The 605-room hotel, along with a garage to be built by the city, is the last component yet to be seen by the public in the Core to Shore plan to transform a blighted swath of land between downtown and the Oklahoma River.
Designs by Rule Joy Trammel + Rubio show the hotel will have an outdoor pool surrounded by “resort-style” cabanas, green space and bar on the third floor facing Robinson Avenue that will overlook the park.
“The new Omni Hotel will become a fantastic highlight in Oklahoma City's Core to Shore vision,” architect Rob Rule said. “Located between the Chesapeake Energy Arena and the new convention center, the hotel will feature a tower that is oriented to minimize its shadow footprint on the new park across Robinson Avenue.”
Rule said a three-story podium building that stretch the entire block will feature restaurants, a sports bar, coffee shop, outdoor dining and shopping facing Robinson Avenue and the future Oklahoma City Boulevard.
Cathy O'Connor, president of The Alliance for Economic Development of Oklahoma City, has led development efforts with Omni, with Oklahoma City firm GSB tasked to coordinate the project design with the surrounding project architects and engineers.

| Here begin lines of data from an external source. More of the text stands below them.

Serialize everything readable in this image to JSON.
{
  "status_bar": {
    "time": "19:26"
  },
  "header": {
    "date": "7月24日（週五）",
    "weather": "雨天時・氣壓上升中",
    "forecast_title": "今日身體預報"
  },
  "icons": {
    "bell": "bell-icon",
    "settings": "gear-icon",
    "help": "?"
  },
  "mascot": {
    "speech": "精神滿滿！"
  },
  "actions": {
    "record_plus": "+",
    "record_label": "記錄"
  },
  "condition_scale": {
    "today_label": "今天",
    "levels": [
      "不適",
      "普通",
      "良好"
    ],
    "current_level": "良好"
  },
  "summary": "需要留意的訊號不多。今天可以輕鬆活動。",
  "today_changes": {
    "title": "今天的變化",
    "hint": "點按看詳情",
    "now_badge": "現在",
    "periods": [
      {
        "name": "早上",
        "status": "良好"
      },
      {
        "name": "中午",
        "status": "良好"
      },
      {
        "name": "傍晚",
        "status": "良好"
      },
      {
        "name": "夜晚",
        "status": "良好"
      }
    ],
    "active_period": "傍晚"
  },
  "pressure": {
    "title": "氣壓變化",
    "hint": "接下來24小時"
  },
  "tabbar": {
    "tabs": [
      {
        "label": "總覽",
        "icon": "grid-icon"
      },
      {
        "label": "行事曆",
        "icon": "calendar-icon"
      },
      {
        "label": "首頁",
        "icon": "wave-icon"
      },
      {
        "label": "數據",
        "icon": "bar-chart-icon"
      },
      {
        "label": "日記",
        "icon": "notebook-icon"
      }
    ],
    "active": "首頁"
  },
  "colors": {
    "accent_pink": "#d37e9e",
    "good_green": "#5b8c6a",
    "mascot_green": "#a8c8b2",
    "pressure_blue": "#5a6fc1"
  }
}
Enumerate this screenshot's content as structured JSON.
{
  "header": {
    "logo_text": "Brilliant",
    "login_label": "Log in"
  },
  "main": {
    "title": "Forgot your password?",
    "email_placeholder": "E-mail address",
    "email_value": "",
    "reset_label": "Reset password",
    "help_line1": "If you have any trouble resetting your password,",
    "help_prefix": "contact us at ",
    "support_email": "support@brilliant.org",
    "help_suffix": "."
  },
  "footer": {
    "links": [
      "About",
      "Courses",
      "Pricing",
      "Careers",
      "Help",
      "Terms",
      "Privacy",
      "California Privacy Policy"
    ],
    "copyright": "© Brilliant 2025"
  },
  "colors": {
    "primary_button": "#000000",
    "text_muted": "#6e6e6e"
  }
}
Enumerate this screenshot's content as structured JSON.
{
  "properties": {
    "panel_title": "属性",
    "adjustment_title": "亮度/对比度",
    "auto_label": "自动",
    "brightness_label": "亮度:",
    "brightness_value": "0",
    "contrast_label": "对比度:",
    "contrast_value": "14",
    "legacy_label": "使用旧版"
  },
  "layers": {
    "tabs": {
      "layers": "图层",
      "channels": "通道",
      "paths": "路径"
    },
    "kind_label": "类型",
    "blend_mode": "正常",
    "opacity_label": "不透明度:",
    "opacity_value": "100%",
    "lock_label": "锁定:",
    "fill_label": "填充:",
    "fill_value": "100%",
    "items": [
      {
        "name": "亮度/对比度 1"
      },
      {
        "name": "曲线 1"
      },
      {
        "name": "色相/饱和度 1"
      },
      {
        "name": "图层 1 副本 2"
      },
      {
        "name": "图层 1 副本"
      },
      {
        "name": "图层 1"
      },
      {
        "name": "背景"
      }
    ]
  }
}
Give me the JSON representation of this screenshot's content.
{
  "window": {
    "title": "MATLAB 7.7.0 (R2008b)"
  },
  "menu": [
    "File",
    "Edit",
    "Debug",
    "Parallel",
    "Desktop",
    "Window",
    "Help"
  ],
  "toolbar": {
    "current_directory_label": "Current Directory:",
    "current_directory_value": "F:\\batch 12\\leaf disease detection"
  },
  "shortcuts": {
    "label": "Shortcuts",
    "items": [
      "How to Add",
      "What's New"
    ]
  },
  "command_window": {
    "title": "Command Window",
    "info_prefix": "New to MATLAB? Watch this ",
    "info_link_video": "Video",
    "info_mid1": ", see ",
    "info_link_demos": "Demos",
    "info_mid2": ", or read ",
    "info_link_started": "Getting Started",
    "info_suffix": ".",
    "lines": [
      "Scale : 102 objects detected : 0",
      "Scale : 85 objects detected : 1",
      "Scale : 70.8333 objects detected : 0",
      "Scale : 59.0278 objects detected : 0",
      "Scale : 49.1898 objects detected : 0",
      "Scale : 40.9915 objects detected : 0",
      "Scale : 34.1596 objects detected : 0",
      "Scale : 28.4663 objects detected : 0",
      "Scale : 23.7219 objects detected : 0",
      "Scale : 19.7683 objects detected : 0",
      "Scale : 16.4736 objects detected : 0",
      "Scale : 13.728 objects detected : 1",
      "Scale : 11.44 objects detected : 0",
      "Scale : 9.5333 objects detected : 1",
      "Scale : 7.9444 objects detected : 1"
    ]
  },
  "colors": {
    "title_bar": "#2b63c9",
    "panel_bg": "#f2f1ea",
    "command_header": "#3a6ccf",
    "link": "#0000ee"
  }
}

“We really like the restaurants being oriented along Robinson facing out to the park,” O'Connor said. “There is another restaurant facing out to the boulevard and the area with entertainment and bar. We think the most important corner is at Robinson and the boulevard, and they've really taken advantage of that.”
Another feature of the design unique to Oklahoma City is the creation of an underground drive from the garage to the hotel's drop off for guests. By building the connection, along with underground parking for about 20 cars, Omni is designing a hotel that won't cause traffic backups for valet parking.
Rule said his team drew from the character of the surrounding downtown that exists now and what's set to rise up over the next three years.
“The hotel will feature materials and details that blend the best of Oklahoma's rich historical heritage and future cultural optimism, complete with a variety of brick facades that relate to Bricktown, to expansive use of glass and metal details with clean elegant detailing.”
The deal with Omni to build, own and operate the hotel was approved last summer by the Oklahoma City Council after they were told by consultants and experts in the convention business a headquarters hotel is necessary to the success of the $288 million convention center.
Oklahoma City is to provide $85.4 million in financing for the hotel, while Omni is investing $150.1 million. O'Connor, meanwhile, is working on potential plans to wrap the garage with workforce housing that could change the city's cost for the structure. The garage would provide parking to the hotel, convention center, park and the Chesapeake Energy Arena.
Construction of the hotel and convention center are expected to start this summer, while the garage won't start until 2019 as OGE Energy Corp. is given time to relocate its data center at the site. The park is already under construction, while work is set to start this spring on the boulevard.
The entire area, which has largely been cleared in recent months, is expected to be completed by 2020. O'Connor said the hotel, intended to increase Oklahoma City's draw for conventions, will end up being a local attraction as well.
“The convention center hotel provides the space we need to compete for large conventions that often require a room block of 500 or more,” O'Connor said. “But I'm also pleased with how the hotel offers amenities and features that Oklahoma City residents will enjoy.”